Images from left to right: Joshua Tree House, 2022. Brooklyn Brownstone, 2017. Angeleno Heights Residence, 2020.
“We’re interested in bringing to the surface the relationships between things, in a space that is more complex than just objects placed together from the same period or culture.”
- Adam Charlap Hyman

Will Fenstermaker
Right, and that inventiveness really does come from an incredibly deep understanding of material and history.

Adam Charlap Hyman
And also a sense of humor. There’s a gravity to an object that’s both very precious and a little bit funny.

Will Fenstermaker
Would you say your designs are humorous or whimsical?

Adam Charlap Hyman
I don’t know. Sometimes people think we’re always trying to be funny. I feel like certain combinations are going to read that way, and I do love a humorous gesture or a deep-cut joke. But some spaces are supposed to be melancholy, and I really like a somber room.
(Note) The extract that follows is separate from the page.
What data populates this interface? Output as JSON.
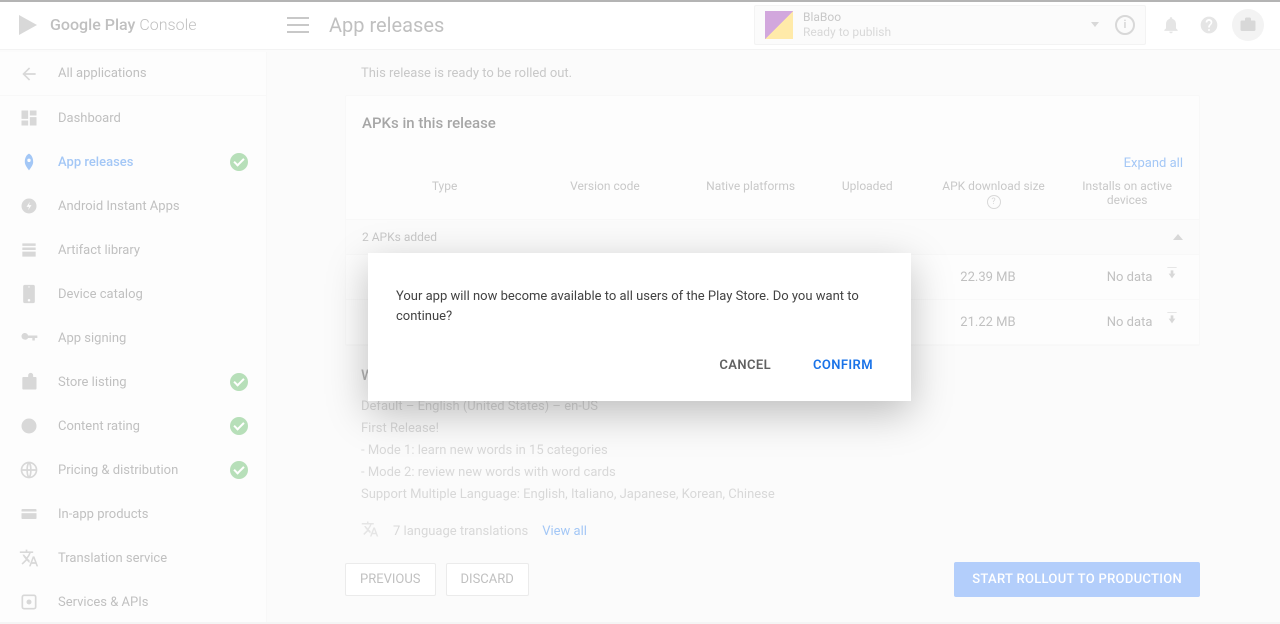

We did this project in Los Angeles where the clients were so hilarious. Their whole frame of reference was about humor and laughter, so that’s obviously what we went for there. But we’re also working on this quite serious house on Long Island that Stanford White designed for his sister-in-law, who was married to a reverend. It’s shaped like an octagon and is supposed to feel a bit like a Dutch windmill. It’s a very witchy house and not at all funny.

Will Fenstermaker
You’ll be channeling your puritanical side there.

Adam Charlap Hyman
Right! (laughs)

CHARLAP HYMAN’S TURTLE BAY APARTMENT WAS BUILT IN 1924. AT LEFT IS THE FLAVIO POLI CHANDELIER, AND AT RIGHT THE MARTIN BROTHER’S FACE JUG, BOTH INCLUDED IN THE UPCOMING DESIGN AUCTION.

Will Fenstermaker
Because I’m wowed by the tour you gave Architectural Digest of your own apartment in New York, I wanted to ask if there’s anything from the auction you have your eye on. Do you see something you’d consider adding to your home?

Adam Charlap Hyman
Oh, I’m obsessed with the Flavio Poli chandelier – it’s one of the most beautiful chandeliers I’ve ever seen. Chandeliers are hypothetically supposed to light up a room, but usually you don’t want that much overhead light, so it becomes about illuminating the zone of ceiling above your head and creating a little glow. They’re useful for grounding a room and creating a sense of scale, allowing the space to open up in relation to this huge object suspended there.
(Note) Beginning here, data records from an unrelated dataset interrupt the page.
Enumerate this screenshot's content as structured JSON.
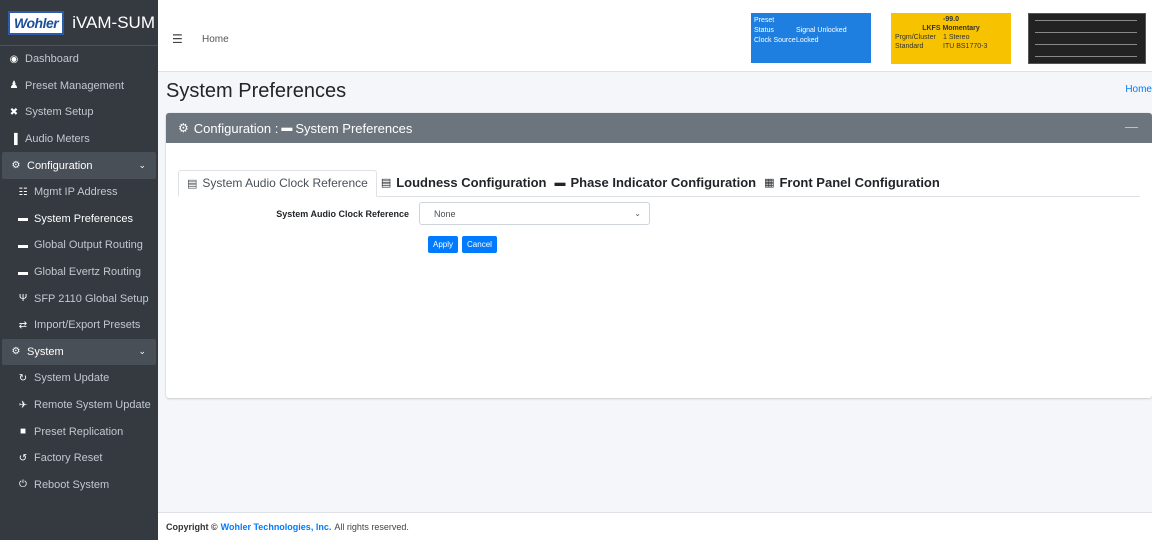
{
  "brand": {
    "logo": "Wohler",
    "name": "iVAM-SUM"
  },
  "sidebar": {
    "items": [
      {
        "label": "Dashboard",
        "icon": "dashboard-icon",
        "glyph": "◉"
      },
      {
        "label": "Preset Management",
        "icon": "users-icon",
        "glyph": "♟"
      },
      {
        "label": "System Setup",
        "icon": "tools-icon",
        "glyph": "✖"
      },
      {
        "label": "Audio Meters",
        "icon": "chart-icon",
        "glyph": "▐"
      }
    ],
    "configuration": {
      "label": "Configuration",
      "items": [
        {
          "label": "Mgmt IP Address",
          "icon": "network-icon",
          "glyph": "☷"
        },
        {
          "label": "System Preferences",
          "icon": "monitor-icon",
          "glyph": "▬"
        },
        {
          "label": "Global Output Routing",
          "icon": "monitor-icon",
          "glyph": "▬"
        },
        {
          "label": "Global Evertz Routing",
          "icon": "monitor-icon",
          "glyph": "▬"
        },
        {
          "label": "SFP 2110 Global Setup",
          "icon": "usb-icon",
          "glyph": "Ψ"
        },
        {
          "label": "Import/Export Presets",
          "icon": "exchange-icon",
          "glyph": "⇄"
        }
      ]
    },
    "system": {
      "label": "System",
      "items": [
        {
          "label": "System Update",
          "icon": "sync-icon",
          "glyph": "↻"
        },
        {
          "label": "Remote System Update",
          "icon": "satellite-icon",
          "glyph": "✈"
        },
        {
          "label": "Preset Replication",
          "icon": "copy-icon",
          "glyph": "■"
        },
        {
          "label": "Factory Reset",
          "icon": "undo-icon",
          "glyph": "↺"
        },
        {
          "label": "Reboot System",
          "icon": "power-icon",
          "glyph": "⏻"
        }
      ]
    }
  },
  "topbar": {
    "home": "Home",
    "preset": {
      "title": "Preset",
      "rows": [
        {
          "k": "Status",
          "v": "Signal Unlocked"
        },
        {
          "k": "Clock Source",
          "v": "Locked"
        }
      ],
      "color": "#1e7fe0"
    },
    "lkfs": {
      "value": "-99.0",
      "header": "LKFS   Momentary",
      "rows": [
        {
          "k": "Prgm/Cluster",
          "v": "1   Stereo"
        },
        {
          "k": "Standard",
          "v": "ITU BS1770-3"
        }
      ],
      "color": "#f7c300"
    }
  },
  "page": {
    "title": "System Preferences",
    "breadcrumb": "Home",
    "card_header_prefix": "Configuration :",
    "card_header_title": "System Preferences",
    "tabs": [
      {
        "label": "System Audio Clock Reference",
        "active": true
      },
      {
        "label": "Loudness Configuration"
      },
      {
        "label": "Phase Indicator Configuration"
      },
      {
        "label": "Front Panel Configuration"
      }
    ],
    "form": {
      "label": "System Audio Clock Reference",
      "value": "None"
    },
    "buttons": {
      "apply": "Apply",
      "cancel": "Cancel"
    }
  },
  "footer": {
    "prefix": "Copyright ©",
    "company": "Wohler Technologies, Inc.",
    "suffix": "All rights reserved."
  }
}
This is such a brilliant embodiment of that idea. It resembles the best of those 18th-century French chandeliers, which are so heavy with crystals, yet this feels minimal and almost watery. The bubbles look like they could be floating.

And I think this Martin Brothers face jug is so cool, especially if you could isolate it. I would put it alone on a mantel with nothing else over it and really allow it that sense of gravity.